- Born: 27 January 1759 Hammelburg
- Died: 24 July 1816 (aged 57)
- Scientific career
- Fields: surgeon anatomist

= Franz Kaspar Hesselbach =

German surgeon and anatomist

Franz Kaspar Hesselbach (27 January 1759 – 24 July 1816) was a German surgeon and anatomist who was a native of Hammelburg.

He was a pupil, and later Prosector under Carl Caspar von Siebold (1736–1807) at Würzburg. Later Hesselbach was a lecturer at Würzburg, where one of his students was Konrad Johann Martin Langenbeck (1776–1851). His son, Adam Kaspar Hesselbach (1788–1856) was also a surgeon.

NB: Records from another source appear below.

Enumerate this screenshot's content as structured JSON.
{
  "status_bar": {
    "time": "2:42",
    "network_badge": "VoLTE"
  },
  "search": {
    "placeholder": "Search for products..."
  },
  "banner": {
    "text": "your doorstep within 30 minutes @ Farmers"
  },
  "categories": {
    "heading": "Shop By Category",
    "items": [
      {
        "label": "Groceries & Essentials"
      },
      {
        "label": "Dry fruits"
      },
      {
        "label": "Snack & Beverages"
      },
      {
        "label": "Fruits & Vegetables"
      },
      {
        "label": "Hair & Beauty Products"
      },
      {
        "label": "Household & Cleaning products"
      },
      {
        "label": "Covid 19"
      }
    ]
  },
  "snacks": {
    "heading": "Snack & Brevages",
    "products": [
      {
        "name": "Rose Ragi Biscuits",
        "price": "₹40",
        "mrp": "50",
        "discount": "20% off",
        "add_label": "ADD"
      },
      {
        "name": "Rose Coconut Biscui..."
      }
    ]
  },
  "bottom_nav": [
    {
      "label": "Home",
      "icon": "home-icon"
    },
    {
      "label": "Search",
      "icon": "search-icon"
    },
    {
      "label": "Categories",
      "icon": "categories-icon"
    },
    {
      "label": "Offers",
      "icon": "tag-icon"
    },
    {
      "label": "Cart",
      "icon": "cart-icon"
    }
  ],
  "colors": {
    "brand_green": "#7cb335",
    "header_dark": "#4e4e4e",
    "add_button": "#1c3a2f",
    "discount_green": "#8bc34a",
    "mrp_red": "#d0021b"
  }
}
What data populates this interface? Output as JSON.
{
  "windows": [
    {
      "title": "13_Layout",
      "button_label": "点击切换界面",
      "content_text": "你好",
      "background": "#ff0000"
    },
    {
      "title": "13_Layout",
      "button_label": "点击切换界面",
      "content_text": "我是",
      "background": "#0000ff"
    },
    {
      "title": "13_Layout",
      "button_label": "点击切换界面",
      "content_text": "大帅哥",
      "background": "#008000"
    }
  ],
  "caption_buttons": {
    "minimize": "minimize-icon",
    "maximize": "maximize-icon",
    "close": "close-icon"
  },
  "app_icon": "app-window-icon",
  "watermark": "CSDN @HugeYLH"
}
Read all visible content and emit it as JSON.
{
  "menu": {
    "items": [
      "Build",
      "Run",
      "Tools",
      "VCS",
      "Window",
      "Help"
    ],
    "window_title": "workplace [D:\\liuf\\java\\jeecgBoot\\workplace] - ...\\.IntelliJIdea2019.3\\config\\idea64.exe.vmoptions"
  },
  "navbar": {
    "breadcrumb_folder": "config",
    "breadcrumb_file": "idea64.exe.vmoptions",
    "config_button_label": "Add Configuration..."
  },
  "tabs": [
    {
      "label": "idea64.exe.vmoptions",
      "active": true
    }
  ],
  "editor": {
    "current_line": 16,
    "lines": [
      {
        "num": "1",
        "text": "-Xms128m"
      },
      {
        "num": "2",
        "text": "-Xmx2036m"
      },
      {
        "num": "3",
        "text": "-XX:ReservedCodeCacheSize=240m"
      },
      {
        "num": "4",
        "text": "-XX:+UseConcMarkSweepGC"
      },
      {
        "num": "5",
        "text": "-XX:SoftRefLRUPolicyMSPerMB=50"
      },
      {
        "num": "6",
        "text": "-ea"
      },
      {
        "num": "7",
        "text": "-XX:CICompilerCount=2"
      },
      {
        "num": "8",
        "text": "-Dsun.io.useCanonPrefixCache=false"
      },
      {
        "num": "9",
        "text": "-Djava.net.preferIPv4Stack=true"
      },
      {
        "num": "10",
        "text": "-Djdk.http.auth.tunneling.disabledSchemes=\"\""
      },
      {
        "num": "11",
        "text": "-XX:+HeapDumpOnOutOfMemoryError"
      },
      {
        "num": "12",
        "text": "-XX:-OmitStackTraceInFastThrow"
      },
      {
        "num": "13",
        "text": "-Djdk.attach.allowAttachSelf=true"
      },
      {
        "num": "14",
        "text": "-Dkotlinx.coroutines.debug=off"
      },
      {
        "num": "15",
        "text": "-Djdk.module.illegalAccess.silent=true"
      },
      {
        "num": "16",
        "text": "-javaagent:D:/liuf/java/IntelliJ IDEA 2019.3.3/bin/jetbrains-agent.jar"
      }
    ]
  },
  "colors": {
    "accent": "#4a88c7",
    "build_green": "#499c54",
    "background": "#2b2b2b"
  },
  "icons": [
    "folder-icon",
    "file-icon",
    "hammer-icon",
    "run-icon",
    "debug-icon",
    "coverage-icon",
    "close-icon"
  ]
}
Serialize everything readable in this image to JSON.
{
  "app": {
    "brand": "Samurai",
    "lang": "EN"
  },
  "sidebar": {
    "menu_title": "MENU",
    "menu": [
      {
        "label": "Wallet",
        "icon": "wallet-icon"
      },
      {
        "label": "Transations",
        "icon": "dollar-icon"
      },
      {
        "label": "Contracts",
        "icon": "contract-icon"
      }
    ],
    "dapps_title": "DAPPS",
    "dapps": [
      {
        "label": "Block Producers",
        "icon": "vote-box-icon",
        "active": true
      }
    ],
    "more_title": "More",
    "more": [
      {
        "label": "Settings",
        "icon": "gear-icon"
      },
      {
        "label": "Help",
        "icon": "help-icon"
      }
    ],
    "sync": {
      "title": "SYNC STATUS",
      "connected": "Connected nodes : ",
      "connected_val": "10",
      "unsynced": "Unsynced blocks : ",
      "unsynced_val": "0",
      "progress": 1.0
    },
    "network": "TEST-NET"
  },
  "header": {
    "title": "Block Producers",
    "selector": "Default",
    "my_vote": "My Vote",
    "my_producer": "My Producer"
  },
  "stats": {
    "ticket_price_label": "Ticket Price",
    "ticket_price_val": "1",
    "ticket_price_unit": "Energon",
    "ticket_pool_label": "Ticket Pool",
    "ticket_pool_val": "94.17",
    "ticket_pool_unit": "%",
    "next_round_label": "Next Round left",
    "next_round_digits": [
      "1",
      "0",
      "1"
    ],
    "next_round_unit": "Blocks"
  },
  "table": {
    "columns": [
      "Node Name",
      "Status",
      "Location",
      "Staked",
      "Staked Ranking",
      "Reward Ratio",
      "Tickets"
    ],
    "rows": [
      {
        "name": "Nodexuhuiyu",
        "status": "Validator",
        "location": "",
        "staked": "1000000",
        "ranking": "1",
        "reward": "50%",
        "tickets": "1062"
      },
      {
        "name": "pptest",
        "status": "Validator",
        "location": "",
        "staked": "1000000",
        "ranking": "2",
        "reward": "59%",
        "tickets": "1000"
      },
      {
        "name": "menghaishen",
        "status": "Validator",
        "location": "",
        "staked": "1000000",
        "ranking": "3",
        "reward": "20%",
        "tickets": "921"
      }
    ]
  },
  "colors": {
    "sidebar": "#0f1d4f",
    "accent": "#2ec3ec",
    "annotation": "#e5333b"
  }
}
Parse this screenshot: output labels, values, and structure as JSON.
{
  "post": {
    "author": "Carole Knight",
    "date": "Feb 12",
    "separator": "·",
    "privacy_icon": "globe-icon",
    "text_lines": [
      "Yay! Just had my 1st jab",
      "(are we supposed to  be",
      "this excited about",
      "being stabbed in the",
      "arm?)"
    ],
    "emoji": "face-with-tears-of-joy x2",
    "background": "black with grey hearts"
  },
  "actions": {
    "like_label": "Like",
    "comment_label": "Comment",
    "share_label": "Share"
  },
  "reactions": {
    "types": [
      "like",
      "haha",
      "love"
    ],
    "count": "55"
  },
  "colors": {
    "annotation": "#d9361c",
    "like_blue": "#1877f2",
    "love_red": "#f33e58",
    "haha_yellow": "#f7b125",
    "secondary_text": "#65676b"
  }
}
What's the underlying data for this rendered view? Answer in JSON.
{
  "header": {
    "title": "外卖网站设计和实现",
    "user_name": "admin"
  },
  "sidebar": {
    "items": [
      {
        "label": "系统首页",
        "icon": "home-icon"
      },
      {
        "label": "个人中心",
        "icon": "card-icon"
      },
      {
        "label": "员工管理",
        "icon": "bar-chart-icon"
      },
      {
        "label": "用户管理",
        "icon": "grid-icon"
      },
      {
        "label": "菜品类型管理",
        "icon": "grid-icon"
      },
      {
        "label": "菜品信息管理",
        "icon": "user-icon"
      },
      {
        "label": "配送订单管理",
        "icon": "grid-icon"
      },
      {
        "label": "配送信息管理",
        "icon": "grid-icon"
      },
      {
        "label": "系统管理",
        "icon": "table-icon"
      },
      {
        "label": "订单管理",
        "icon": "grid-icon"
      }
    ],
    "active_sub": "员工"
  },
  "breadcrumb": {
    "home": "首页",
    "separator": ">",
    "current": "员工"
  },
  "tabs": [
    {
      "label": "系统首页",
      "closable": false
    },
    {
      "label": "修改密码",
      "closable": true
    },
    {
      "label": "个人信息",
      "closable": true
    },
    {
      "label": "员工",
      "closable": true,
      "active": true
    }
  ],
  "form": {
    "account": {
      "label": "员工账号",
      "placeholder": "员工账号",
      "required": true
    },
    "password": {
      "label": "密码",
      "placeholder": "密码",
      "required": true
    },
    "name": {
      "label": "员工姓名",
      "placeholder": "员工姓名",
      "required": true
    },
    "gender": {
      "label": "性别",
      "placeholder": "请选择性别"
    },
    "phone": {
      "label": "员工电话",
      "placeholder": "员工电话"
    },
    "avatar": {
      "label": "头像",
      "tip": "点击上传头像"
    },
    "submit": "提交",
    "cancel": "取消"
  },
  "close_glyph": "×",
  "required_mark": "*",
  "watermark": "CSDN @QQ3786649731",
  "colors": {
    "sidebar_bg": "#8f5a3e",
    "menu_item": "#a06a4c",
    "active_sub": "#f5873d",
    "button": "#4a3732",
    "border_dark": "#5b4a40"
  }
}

As a surgeon, Hesselbach is best known for his work with hernia operations. He was the first to describe a handful of anatomical structures, such as the cribriform fascia (Hesselbach's fascia), interfoveolar ligament (Hesselbach's ligament) and the inguinal triangle (Hesselbach's triangle).

== Selected writings ==
- Anatomisch-chirurgische Abhandlung über den Ursprung der Leistenbrüche. Würzburg, Baumgärtner, 1806. (Hesselbach's fascia, ligament and triangle described).
- Neueste anatomisch-pathologische Untersuchungen über den Ursprung und das Fortschreiten der Leisten- und Schenkelbrüche. Würzburg, Staheliano, 1814. (Latest anatomic-pathologic investigations involving the origin and progress of inguinal and femoral ruptures).